How do you help your people become strong leaders?
There is a blueprint for being a great researcher and processes to be followed to deliver a project successfully, whereas leadership, especially the modern definition, is much more fluid, expansive and full of paradoxes – quick wins versus long-term vision, being humble versus acting with resolve, and inviting discussion versus being decisive.
This is to be heralded, but comes with challenges that I am not sure research agencies are helping their growing talent address. Early leadership is a key break point as people struggle to both do and lead, and can we afford for this level to fall short?
By focusing on delivery over relationship building, on personal performance versus collective brilliance, this cohort costs the business money, and it negatively impacts the health of our emerging leaders, who report high levels of burnout, especially post Covid-19.

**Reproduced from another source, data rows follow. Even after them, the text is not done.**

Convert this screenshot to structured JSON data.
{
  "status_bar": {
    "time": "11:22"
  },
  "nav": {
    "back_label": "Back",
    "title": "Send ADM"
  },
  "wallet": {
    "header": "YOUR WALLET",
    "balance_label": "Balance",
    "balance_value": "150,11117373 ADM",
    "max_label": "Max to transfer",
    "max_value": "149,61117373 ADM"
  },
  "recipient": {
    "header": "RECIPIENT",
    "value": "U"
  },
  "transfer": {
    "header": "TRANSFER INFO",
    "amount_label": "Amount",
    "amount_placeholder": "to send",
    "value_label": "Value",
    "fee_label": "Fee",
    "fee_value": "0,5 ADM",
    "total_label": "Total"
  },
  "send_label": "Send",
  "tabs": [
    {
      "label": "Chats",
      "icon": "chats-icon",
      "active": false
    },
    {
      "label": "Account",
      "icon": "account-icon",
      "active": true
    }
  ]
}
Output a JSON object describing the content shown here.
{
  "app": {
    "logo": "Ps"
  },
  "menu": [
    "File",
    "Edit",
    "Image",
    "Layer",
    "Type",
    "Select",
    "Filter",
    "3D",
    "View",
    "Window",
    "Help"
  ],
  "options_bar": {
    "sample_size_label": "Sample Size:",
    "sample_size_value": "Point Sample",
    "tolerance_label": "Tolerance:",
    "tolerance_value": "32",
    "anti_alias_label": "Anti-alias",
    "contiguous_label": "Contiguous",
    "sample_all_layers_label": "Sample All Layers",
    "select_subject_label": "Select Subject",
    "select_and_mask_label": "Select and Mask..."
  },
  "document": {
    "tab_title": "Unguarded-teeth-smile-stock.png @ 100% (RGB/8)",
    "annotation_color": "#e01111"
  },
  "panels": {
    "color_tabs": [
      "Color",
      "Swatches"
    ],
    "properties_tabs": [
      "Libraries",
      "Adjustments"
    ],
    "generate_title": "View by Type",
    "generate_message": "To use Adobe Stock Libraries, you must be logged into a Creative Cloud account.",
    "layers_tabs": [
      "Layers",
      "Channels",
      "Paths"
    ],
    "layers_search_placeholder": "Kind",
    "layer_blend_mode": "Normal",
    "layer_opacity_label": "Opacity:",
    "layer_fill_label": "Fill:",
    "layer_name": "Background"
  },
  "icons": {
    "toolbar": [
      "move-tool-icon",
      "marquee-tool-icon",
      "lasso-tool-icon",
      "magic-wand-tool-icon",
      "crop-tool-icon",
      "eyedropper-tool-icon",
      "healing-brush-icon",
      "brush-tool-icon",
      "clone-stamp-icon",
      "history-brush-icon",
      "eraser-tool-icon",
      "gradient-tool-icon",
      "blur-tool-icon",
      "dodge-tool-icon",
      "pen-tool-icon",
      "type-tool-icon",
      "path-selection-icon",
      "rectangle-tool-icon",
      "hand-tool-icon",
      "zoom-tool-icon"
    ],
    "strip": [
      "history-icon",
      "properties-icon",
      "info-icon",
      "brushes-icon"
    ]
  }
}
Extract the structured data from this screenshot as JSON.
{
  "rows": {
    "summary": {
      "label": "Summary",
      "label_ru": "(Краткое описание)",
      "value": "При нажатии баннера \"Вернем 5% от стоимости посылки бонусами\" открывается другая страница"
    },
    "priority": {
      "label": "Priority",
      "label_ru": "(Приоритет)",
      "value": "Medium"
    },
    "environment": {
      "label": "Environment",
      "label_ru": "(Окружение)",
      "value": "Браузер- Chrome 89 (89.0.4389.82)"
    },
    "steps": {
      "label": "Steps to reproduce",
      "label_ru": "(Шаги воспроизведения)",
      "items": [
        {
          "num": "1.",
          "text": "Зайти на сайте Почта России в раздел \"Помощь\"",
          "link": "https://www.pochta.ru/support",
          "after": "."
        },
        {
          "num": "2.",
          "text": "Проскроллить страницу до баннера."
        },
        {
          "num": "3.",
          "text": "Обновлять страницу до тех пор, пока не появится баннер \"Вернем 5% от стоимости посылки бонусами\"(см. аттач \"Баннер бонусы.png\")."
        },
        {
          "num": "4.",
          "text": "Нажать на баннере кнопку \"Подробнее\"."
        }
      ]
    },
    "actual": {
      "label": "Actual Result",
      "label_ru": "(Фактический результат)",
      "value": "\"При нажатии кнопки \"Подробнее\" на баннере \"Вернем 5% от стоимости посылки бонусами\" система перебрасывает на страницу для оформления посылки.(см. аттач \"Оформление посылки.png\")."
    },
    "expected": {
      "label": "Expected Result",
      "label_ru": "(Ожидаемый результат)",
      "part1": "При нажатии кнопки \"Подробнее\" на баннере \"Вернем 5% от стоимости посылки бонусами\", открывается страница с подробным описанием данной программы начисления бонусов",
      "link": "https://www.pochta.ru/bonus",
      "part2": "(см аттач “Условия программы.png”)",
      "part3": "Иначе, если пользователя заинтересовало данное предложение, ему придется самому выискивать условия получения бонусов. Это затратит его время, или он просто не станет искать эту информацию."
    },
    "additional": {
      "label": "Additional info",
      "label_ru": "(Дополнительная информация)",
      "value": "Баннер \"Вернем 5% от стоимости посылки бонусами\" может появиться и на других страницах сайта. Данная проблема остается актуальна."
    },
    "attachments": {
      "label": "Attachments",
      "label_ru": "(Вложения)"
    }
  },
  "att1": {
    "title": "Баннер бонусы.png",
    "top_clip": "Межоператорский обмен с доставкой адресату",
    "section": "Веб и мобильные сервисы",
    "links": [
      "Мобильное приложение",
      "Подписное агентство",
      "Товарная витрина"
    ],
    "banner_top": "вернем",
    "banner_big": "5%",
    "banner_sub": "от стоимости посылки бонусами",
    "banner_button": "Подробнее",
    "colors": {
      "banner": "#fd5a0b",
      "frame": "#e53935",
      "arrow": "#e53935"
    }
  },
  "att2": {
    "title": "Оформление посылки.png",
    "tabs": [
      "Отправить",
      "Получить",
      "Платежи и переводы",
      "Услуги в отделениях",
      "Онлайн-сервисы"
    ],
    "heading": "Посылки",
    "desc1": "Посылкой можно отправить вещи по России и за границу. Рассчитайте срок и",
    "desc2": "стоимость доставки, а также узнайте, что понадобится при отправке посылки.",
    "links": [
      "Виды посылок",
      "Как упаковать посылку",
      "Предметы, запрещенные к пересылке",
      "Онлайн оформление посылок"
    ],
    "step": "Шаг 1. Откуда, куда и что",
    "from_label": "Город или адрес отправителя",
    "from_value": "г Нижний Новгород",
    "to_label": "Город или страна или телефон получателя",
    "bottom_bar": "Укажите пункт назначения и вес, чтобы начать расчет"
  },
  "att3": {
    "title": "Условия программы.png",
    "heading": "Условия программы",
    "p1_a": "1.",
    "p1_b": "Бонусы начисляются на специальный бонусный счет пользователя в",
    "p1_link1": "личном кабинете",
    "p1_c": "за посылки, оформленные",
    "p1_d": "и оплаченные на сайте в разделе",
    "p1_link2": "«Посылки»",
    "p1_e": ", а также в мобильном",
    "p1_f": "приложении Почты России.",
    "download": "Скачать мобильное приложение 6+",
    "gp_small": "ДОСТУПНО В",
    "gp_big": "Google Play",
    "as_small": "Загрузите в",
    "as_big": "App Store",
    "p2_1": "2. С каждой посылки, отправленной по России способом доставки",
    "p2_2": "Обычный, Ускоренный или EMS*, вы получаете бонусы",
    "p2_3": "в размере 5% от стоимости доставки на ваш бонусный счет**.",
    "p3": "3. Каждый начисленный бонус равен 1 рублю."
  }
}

But the transition from doing the research, to leading teams and building a revenue pipeline is not easy. It asks researchers to do two things. First, diluting the very strengths that saw them gain promotion – independent working, accuracy and compliance. When over-played, these lead to perfectionism, micromanagement, overwork and burnout.
It also asks researchers to dial up different qualities – empowering and enabling others, building relationships, trusting your own gut.
If you want to set the next generation of leaders at your agency up for success, there are seven steps you can take.
1. Set the expectation
The jump to director-level is not incremental like the steps up the researcher ladder; the ask is fundamentally different and we need to make this explicit.
2. Promote on future potential
We want to reward past performance, but when communicating the promotion, also highlight future potential, the leadership strengths you see in your talent and how that will help them build teams and client relationships.
3. Create different pathways
Not everyone wants to lead or will be good at it. Create different progression routes for individual contributors and those great at managing processes, but not leading people.
4. Let staff learn, practice, fail, re-learn and repeat
Easy learning does not build strong skills. Bring in training that allows them to identify and then put into practice the new skills they need to develop.
5. Set up support networks
Mentoring, advocates and peer group support are some of the ways people can feel inspired, challenged, encouraged and supported as they feel their way into their leadership roles.
6. Provide feedback
Knowing how we are doing is vital for confidence building and for tackling unhelpful behaviours quickly.
7. Get out of the way
An agency leader once said to me “no one is ever prepared to give up their role”, and so ask yourself “who’s going to replace you, and what are you willing to give up to help them succeed?”
If we want a profitable agency and happy people, and if we want courageous, innovative, empathetic leaders for our industry, then we have to help them get there.